Setting the Record Straight on the APA’s “Good Cause” Exception, by Reed Shaw
In defending President Trump’s April 2025 memorandum directing agencies to rescind regulations they deem to be “facially unlawful,” a recent post in this forum misinterprets the scope of the “good cause” exception to the notice-and-comment requirements of the Administrative Procedure Act (APA).
The President’s memorandum instructs agencies to invoke the exception in rescinding existing rules, but the rationales the memorandum advances, and that the recent post repeats, are faulty.
The APA’s notice-and-comment requirements apply to rescission rules as they do to any other rules. The statute provides an exception “when the agency for good cause finds … that notice and public procedure thereon are impracticable, unnecessary, or contrary to the public interest.” But courts have repeatedly held that exceptions to notice-and-comment requirements must be “narrowly construed and only reluctantly countenanced.” The good cause exception in particular “is an important safety valve to be used where delay would do real harm”–one that “should not be used … to circumvent the notice and comment requirements whenever an agency finds it inconvenient to follow them.”
President Trump’s memorandum invokes the “contrary to the public interest” and “unnecessary” prongs of the good cause exception. With respect to the former, the memorandum asserts that “[r]etaining and enforcing facially unlawful regulations is clearly contrary to the public interest.” Thus, he argues, agencies should be able to summarily rescind rules that they newly believe to be unlawful under recent Supreme Court cases like Loper Bright and West Virginia without following the APA’s notice-and-comment procedures.

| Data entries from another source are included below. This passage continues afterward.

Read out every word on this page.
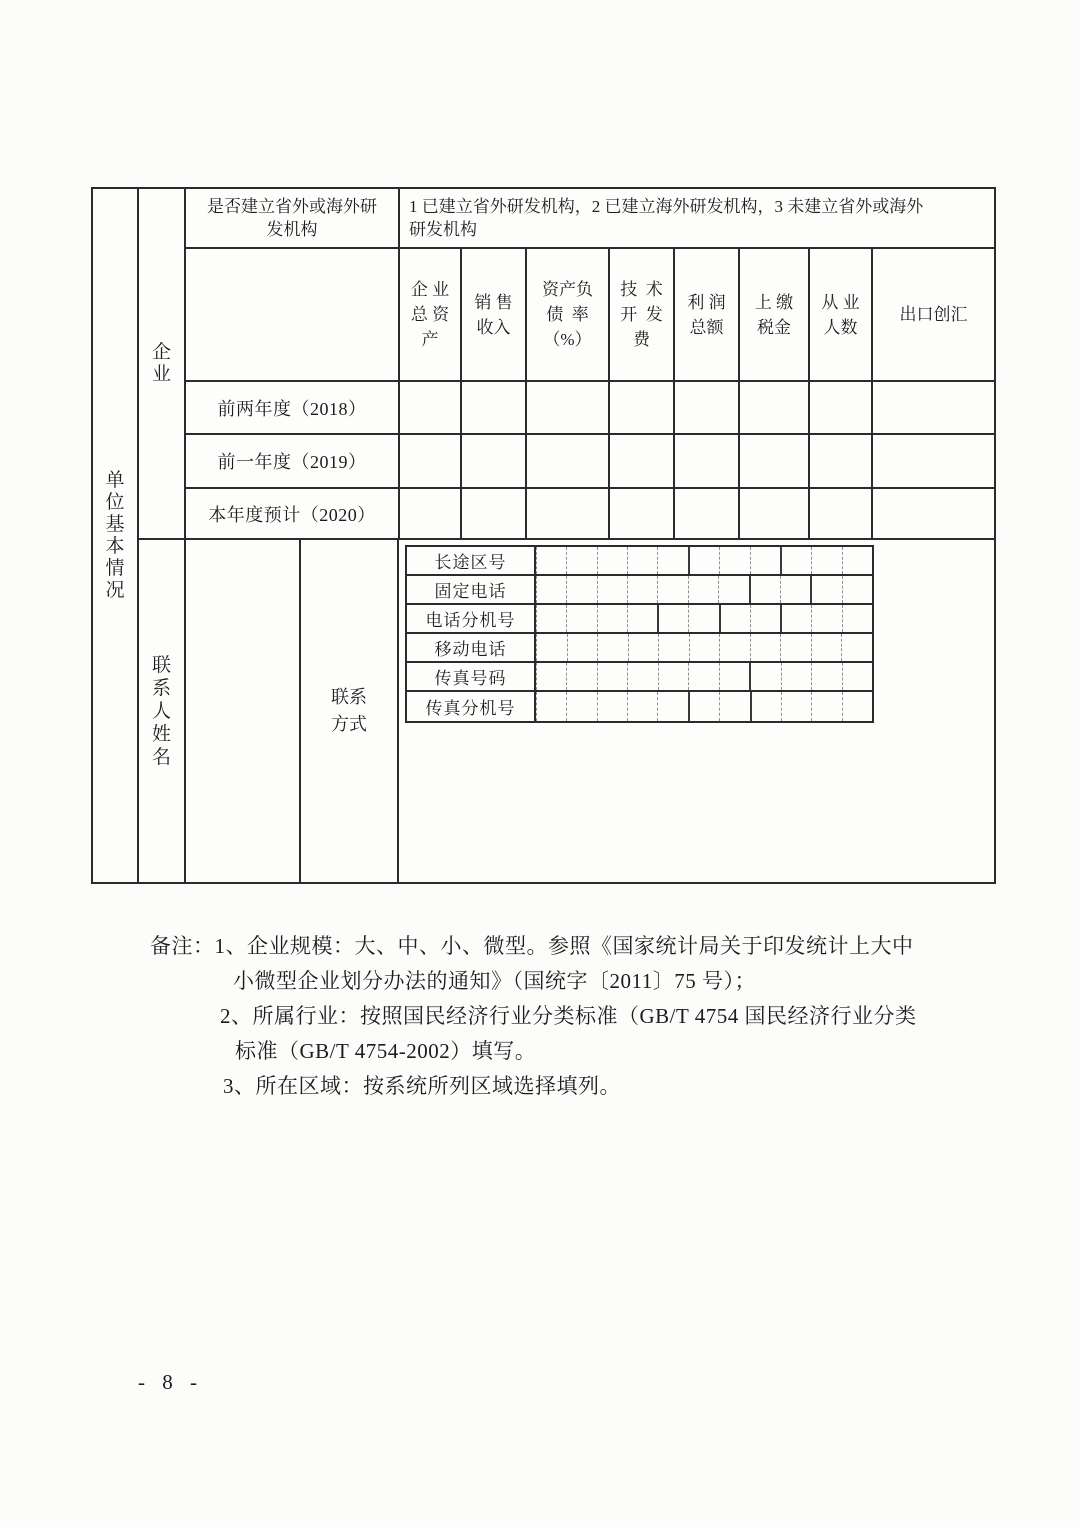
单位基本情况
企业
联系人姓名
是否建立省外或海外研
发机构
1 已建立省外研发机构，2 已建立海外研发机构，3 未建立省外或海外
研发机构
企 业
总 资
产
销 售
收入
资产负
债  率
（%）
技  术
开  发
费
利 润
总额
上 缴
税金
从 业
人数
出口创汇
前两年度（2018）
前一年度（2019）
本年度预计（2020）
联系方式
长途区号
固定电话
电话分机号
移动电话
传真号码
传真分机号
备注：1、企业规模：大、中、小、微型。参照《国家统计局关于印发统计上大中
小微型企业划分办法的通知》（国统字〔2011〕75 号）；
2、所属行业：按照国民经济行业分类标准（GB/T 4754 国民经济行业分类
标准（GB/T 4754-2002）填写。
3、所在区域：按系统所列区域选择填列。
- 8 -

But as we and others have pointed out, that justification does not comport with the APA’s plain text, case law interpreting it, or the Attorney General’s interpretation of the law when it was enacted. The statutory text is clear: the question is not, as the administration seems to believe, whether retaining a purportedly unlawful rule is contrary to the public interest, but instead whether providing notice and comment before rescinding that rule is contrary to the public interest. As the D.C. Circuit has explained and other courts of appeals have affirmed, the contrary to the public interest prong of the good cause exception applies “only in the rare circumstances when ordinary procedures—generally presumed to serve the public interest—would in fact harm that interest.” Quintessentially, the exception may apply “when the timing and disclosure requirements of the usual procedures would defeat the purpose of the proposal—if, for example, announcement of a proposed rule would enable the sort of financial manipulation the rule sought to prevent.” This settled interpretation is consistent with the Attorney General’s Manual on the APA from the time of the law’s enactment, which similarly focuses on whether advance notice of a rule might defeat its very purpose. This administration’s rescission rules are unlikely to present such scenarios.

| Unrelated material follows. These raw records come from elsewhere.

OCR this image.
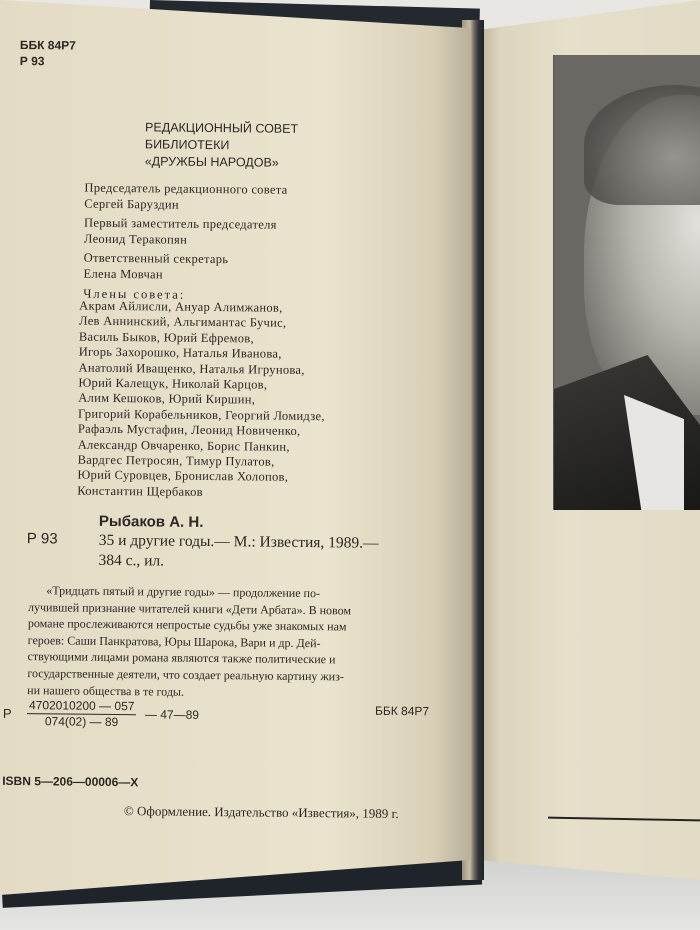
ББК 84Р7
Р 93
РЕДАКЦИОННЫЙ СОВЕТ
БИБЛИОТЕКИ
«ДРУЖБЫ НАРОДОВ»
Председатель редакционного совета
Сергей Баруздин
Первый заместитель председателя
Леонид Теракопян
Ответственный секретарь
Елена Мовчан
Члены совета:
Акрам Айлисли, Ануар Алимжанов,
Лев Аннинский, Альгимантас Бучис,
Василь Быков, Юрий Ефремов,
Игорь Захорошко, Наталья Иванова,
Анатолий Иващенко, Наталья Игрунова,
Юрий Калещук, Николай Карцов,
Алим Кешоков, Юрий Киршин,
Григорий Корабельников, Георгий Ломидзе,
Рафаэль Мустафин, Леонид Новиченко,
Александр Овчаренко, Борис Панкин,
Вардгес Петросян, Тимур Пулатов,
Юрий Суровцев, Бронислав Холопов,
Константин Щербаков
Рыбаков А. Н.
Р 93	35 и другие годы.— М.: Известия, 1989.—
384 с., ил.
«Тридцать пятый и другие годы» — продолжение по-
лучившей признание читателей книги «Дети Арбата». В новом
романе прослеживаются непростые судьбы уже знакомых нам
героев: Саши Панкратова, Юры Шарока, Вари и др. Дей-
ствующими лицами романа являются также политические и
государственные деятели, что создает реальную картину жиз-
ни нашего общества в те годы.
Р $\frac{4702010200 — 057}{074(02) — 89}$ — 47—89	ББК 84Р7
ISBN 5—206—00006—X
© Оформление. Издательство «Известия», 1989 г.
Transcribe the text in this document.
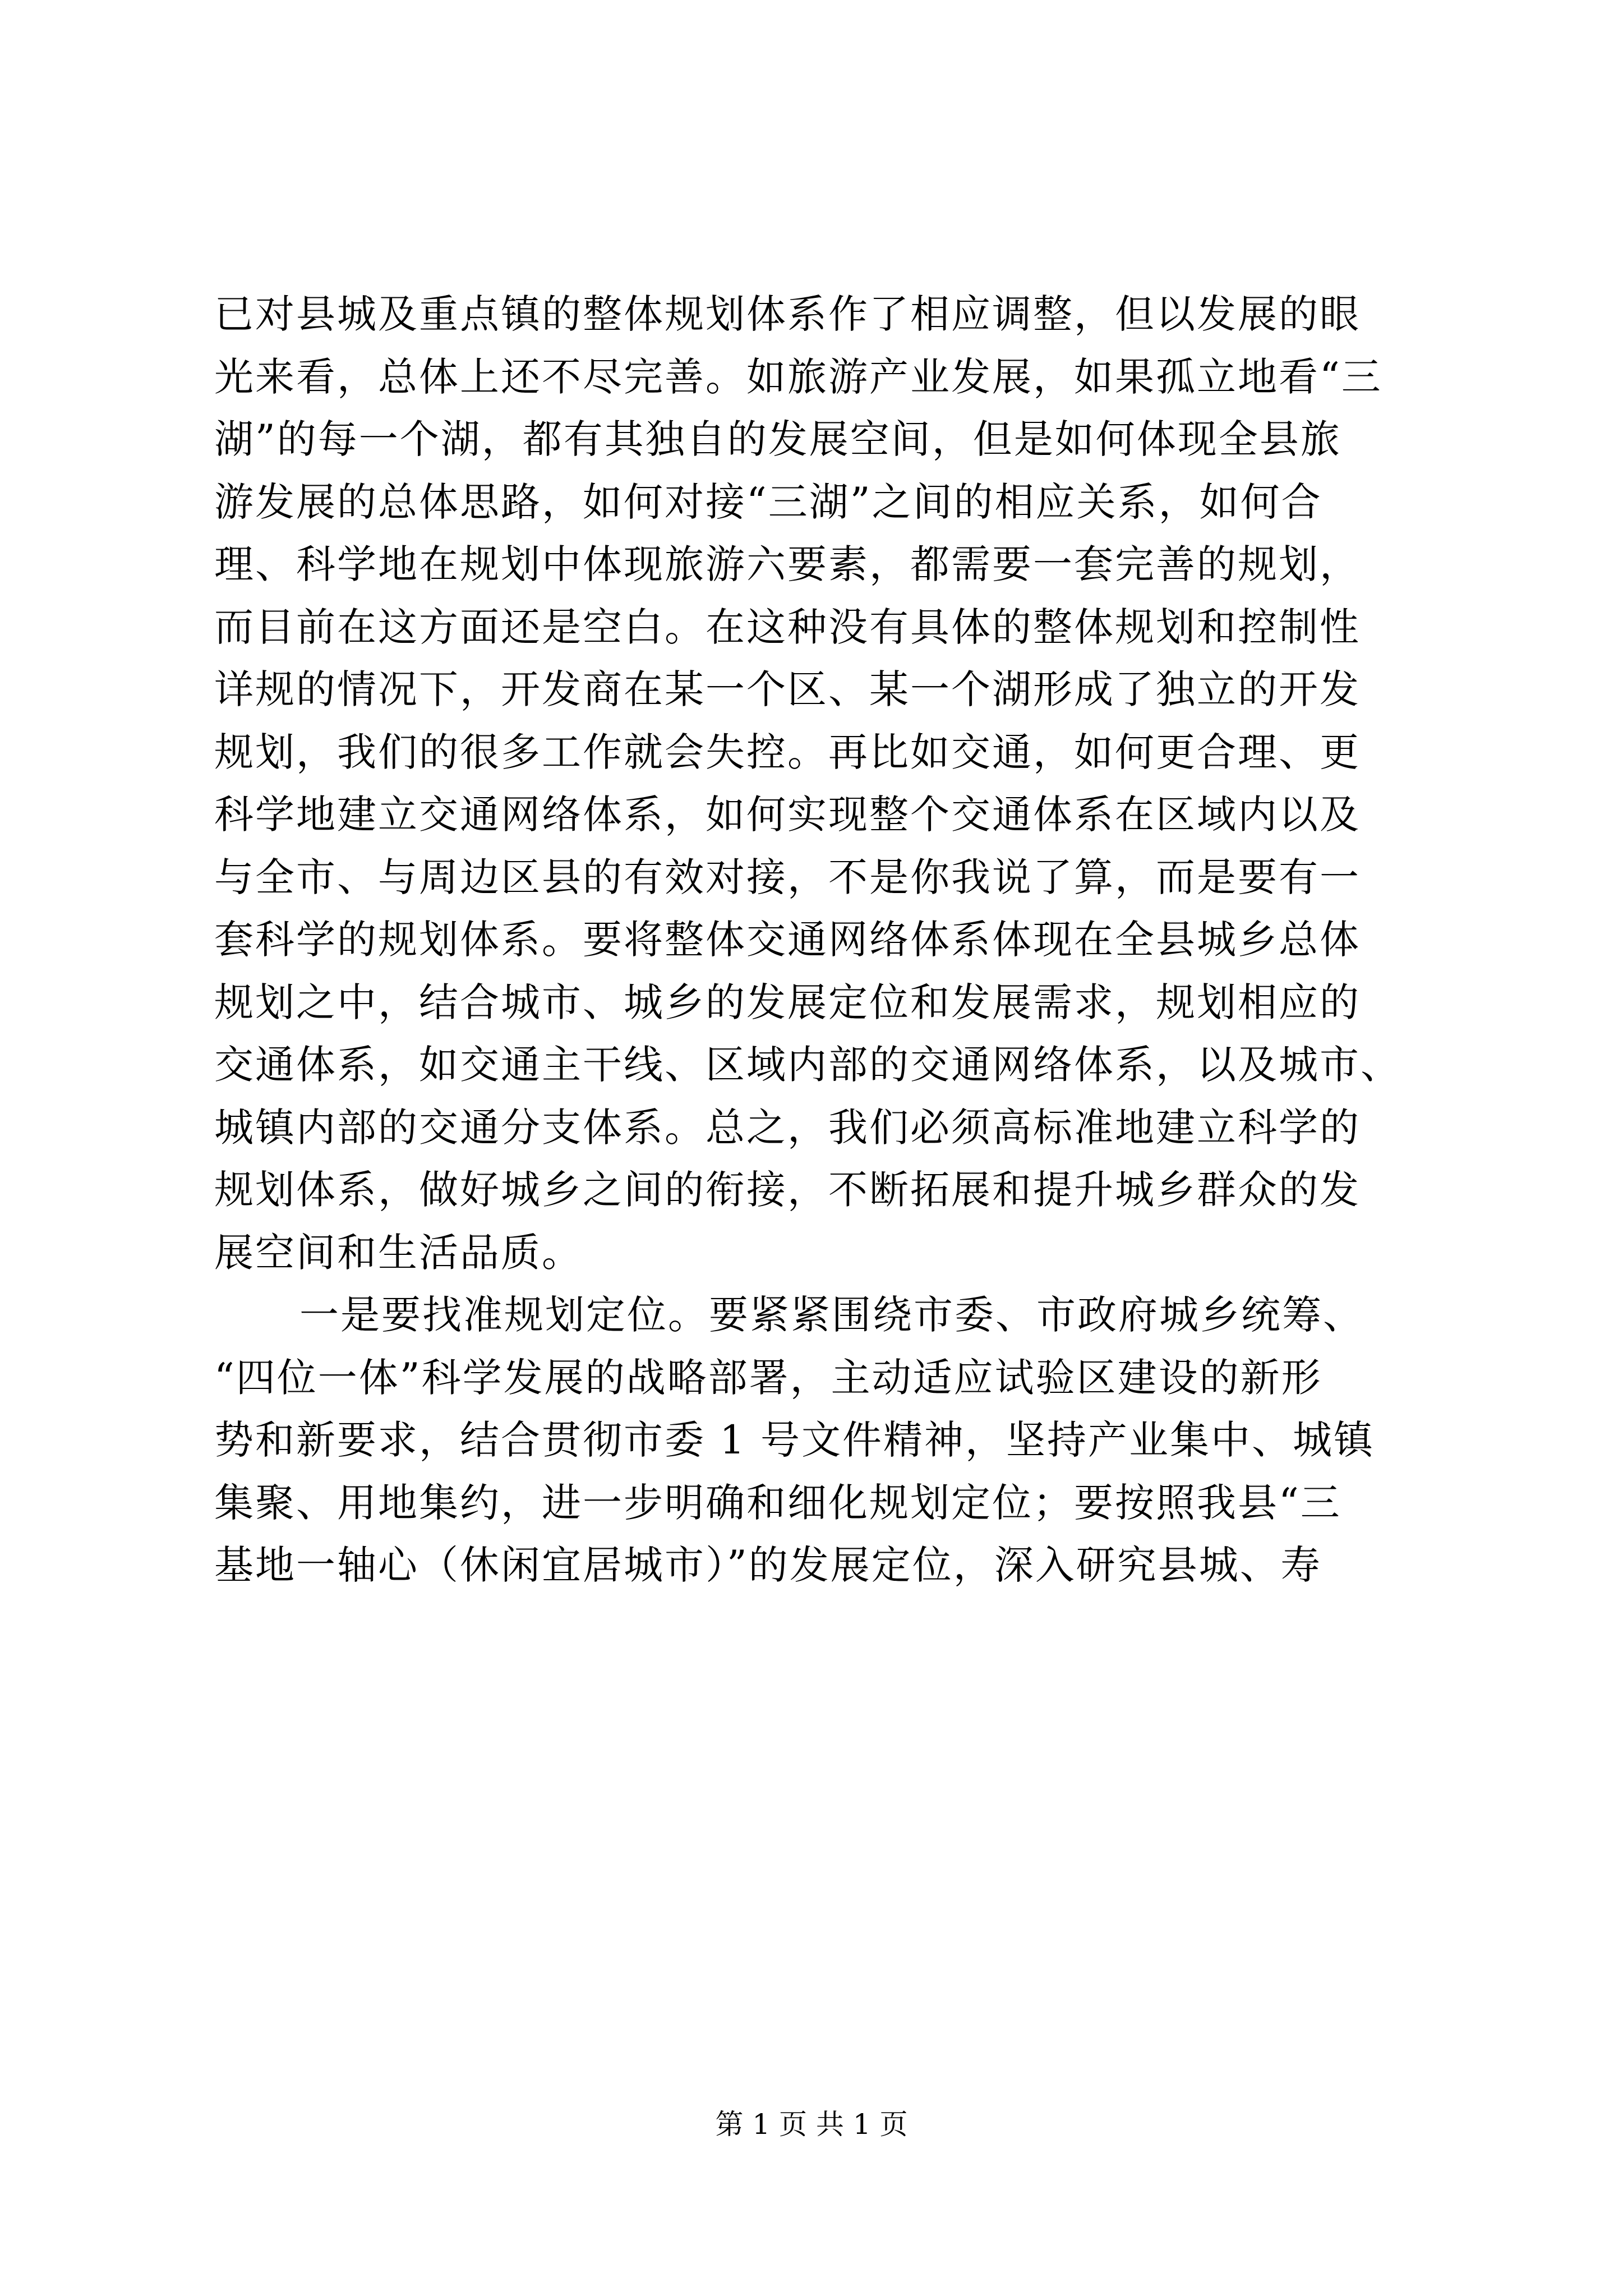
已对县城及重点镇的整体规划体系作了相应调整，但以发展的眼
光来看，总体上还不尽完善。如旅游产业发展，如果孤立地看“三
湖”的每一个湖，都有其独自的发展空间，但是如何体现全县旅
游发展的总体思路，如何对接“三湖”之间的相应关系，如何合
理、科学地在规划中体现旅游六要素，都需要一套完善的规划，
而目前在这方面还是空白。在这种没有具体的整体规划和控制性
详规的情况下，开发商在某一个区、某一个湖形成了独立的开发
规划，我们的很多工作就会失控。再比如交通，如何更合理、更
科学地建立交通网络体系，如何实现整个交通体系在区域内以及
与全市、与周边区县的有效对接，不是你我说了算，而是要有一
套科学的规划体系。要将整体交通网络体系体现在全县城乡总体
规划之中，结合城市、城乡的发展定位和发展需求，规划相应的
交通体系，如交通主干线、区域内部的交通网络体系，以及城市、
城镇内部的交通分支体系。总之，我们必须高标准地建立科学的
规划体系，做好城乡之间的衔接，不断拓展和提升城乡群众的发
展空间和生活品质。
一是要找准规划定位。要紧紧围绕市委、市政府城乡统筹、
“四位一体”科学发展的战略部署，主动适应试验区建设的新形
势和新要求，结合贯彻市委 1 号文件精神，坚持产业集中、城镇
集聚、用地集约，进一步明确和细化规划定位；要按照我县“三
基地一轴心（休闲宜居城市）”的发展定位，深入研究县城、寿
第 1 页 共 1 页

Second, President Trump’s memorandum asserted that “notice-and-comment proceedings are ‘unnecessary’ where repeal is required as a matter of law to ensure consistency with a ruling of the United States Supreme Court.” Although this framing correctly focuses on the necessity of procedure (rather than the rule itself), it amounts to the kind of “bald assertion that the agency does not believe comments would be useful” that courts routinely reject. The unnecessary prong of the good cause exception applies only for rules that are “routine determination[s], insignificant in nature and impact, and inconsequential to the industry and to the public.” The Attorney General’s Manual agrees, explaining that “‘[u]nnecessary’ refers to the issuance of a minor rule or amendment in which the public is not particularly interested.” But the administration rarely characterizes its deregulatory efforts in these terms, and for good reason: the potential impact of repealing the rules that the administration is targeting is likely to be large.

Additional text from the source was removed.